Some of you have read this before, but others haven’t. I’ll make it brief. My dad drew a paycheck as a commercial artist, a fancy term for a sign painter. A botched medical procedure when he was 58 left him disabled and unable to work. Before that, he was the best sign painter in East Texas, a man with a steady hand and keen eye. He painted freehand on glass doors, restaurant menu signs, hundreds of safety/precaution signs at Eastman Chemical, and the trailer for Scout Troop 201, which is still going strong at 105 years.

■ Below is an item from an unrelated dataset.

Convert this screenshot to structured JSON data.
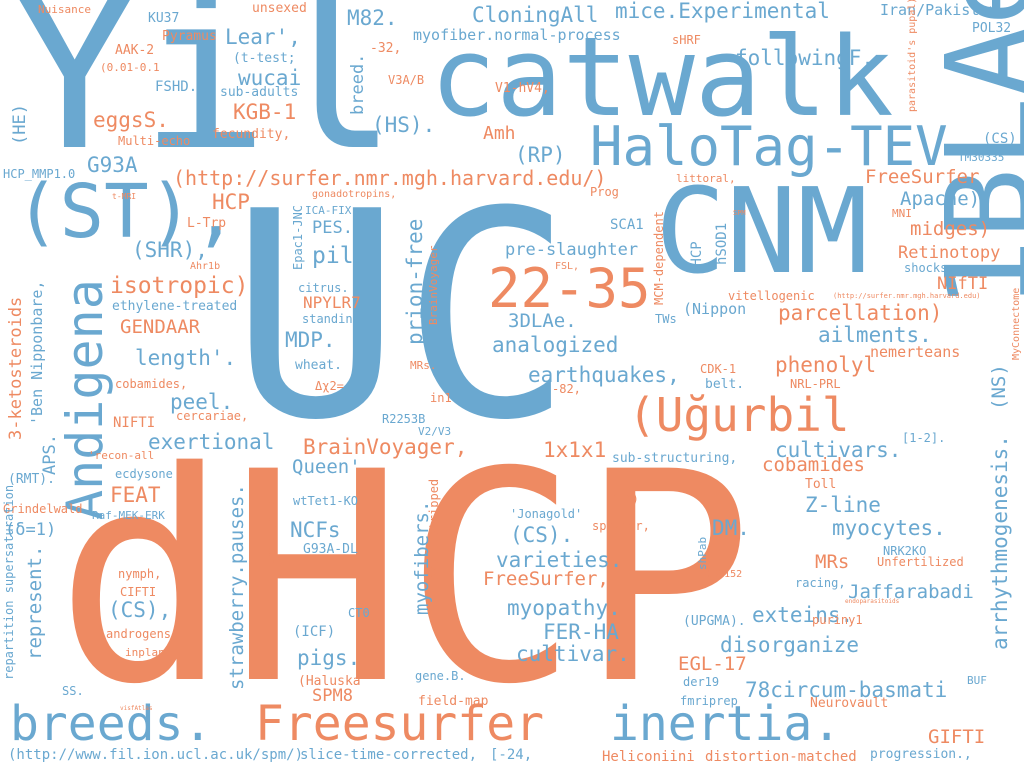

That’s the troop his three sons joined, I first as the oldest. We had no choice. Our paternal grandfather was the area Boy Scout executive and said when we arrived from New Hampshire in June 1968, “Y’all are going to be in Troop 201.” Wise choice, and that trailer was still behind the now-restored log cabin at Teague Park in Longview, last time I looked.
I digress.
As much as my dad loved painting signs, billboards, or silk-screening T-shirts, he aspired to be a fine artist. He used nearly all two-dimensional mediums: pen-and-ink, charcoal, oil painting, acrylic paints, and colored pencils. He worked at his art incessantly, coming home from Eastman at 5, eating supper with us, then retiring to his drawing board in the converted carport nearly every night at least for a few hours. I fondly remember peering at my dad through the windowed door leading into his studio. He sat hunched over that drawing table with a single light shining down, country music playing on his cheap transistor radio.
My dad’s music tastes around the time I left home had gone from Eddy Arnold (you’ll have to Google him) to Willie Nelson. He loved Willie and made an excellent pencil portrait of the Red-Headed Stranger, of which he made prints in the 1980s. (If anyone would like a print, I’ll send you one for free. Just pay it forward in some manner.)
He loved cowboys and Indians, and drew and painted both, usually from photographs he found in magazines. And horses. My dad loved painting and drawing horses. He was also a fine portraitist of two-legged creatures as well. One of my favorite pieces is of an elderly Black preacher, Bible in hand, about to sermonize. It hangs in the bedroom.
He never gained fame, except among his friends and family. He was a kind man, nearly all the time, but erupted every great once in a while. I guess I inherited that from him as well. Like me, he spent a lot of time living inside his head. He never quit trying to break through with his artwork, dreaming someday of being able to quit that day job at which he excelled. If he had not been brain-damaged by radiation to shrink a non-cancerous tumor, maybe he would have found at least minor fame in his sixties. Who knows?
But he is remembered by East Texas folks of a certain age. He sold prints at Alley Fest, held in downtown Longview for a few decades. Together, we created a sesquicentennial print in 1986 (I paid to print it, and we split the sales). I still have prints of those as well, if anyone is interested. That he is still remembered came home a few months ago, when I got a Facebook message from the daughter of a family that lived across the street from us on South Twelfth Street. They had moved out of South Longview decades ago. The mom died, and the daughter was preparing for an estate sale. Been there, done that. It is hard.
The message read: Hey Gary, this is _______. We lived across the street from each other on Twelfth Street. I have a picture that your Dad painted and was wondering if you wanted it.
I had no idea what painting she was referring to but quickly said yes. It took a while to connect, but eventually we met at her late mom’s home. The painting is one I don’t recall ever seeing, but that could just be my lousy memory.
The painting depicts a sign painter on a piece of lumber balanced on two sawhorses, on the side of a country store. He is about halfway through painting a sign: Andy’s General Mercantile. Two 1930s-era gas pumps are out front in the red-clay parking lot. It is a painting of a sign painter created by a sign painter. This is my favorite painting of my prolific, quiet, work-driven, and generally kind dad. Getting this painting felt like a Father’s Day present.
I am grateful to my former neighbor for both the painting and the memories it has evoked. Happy Father’s Day to all the dads out there.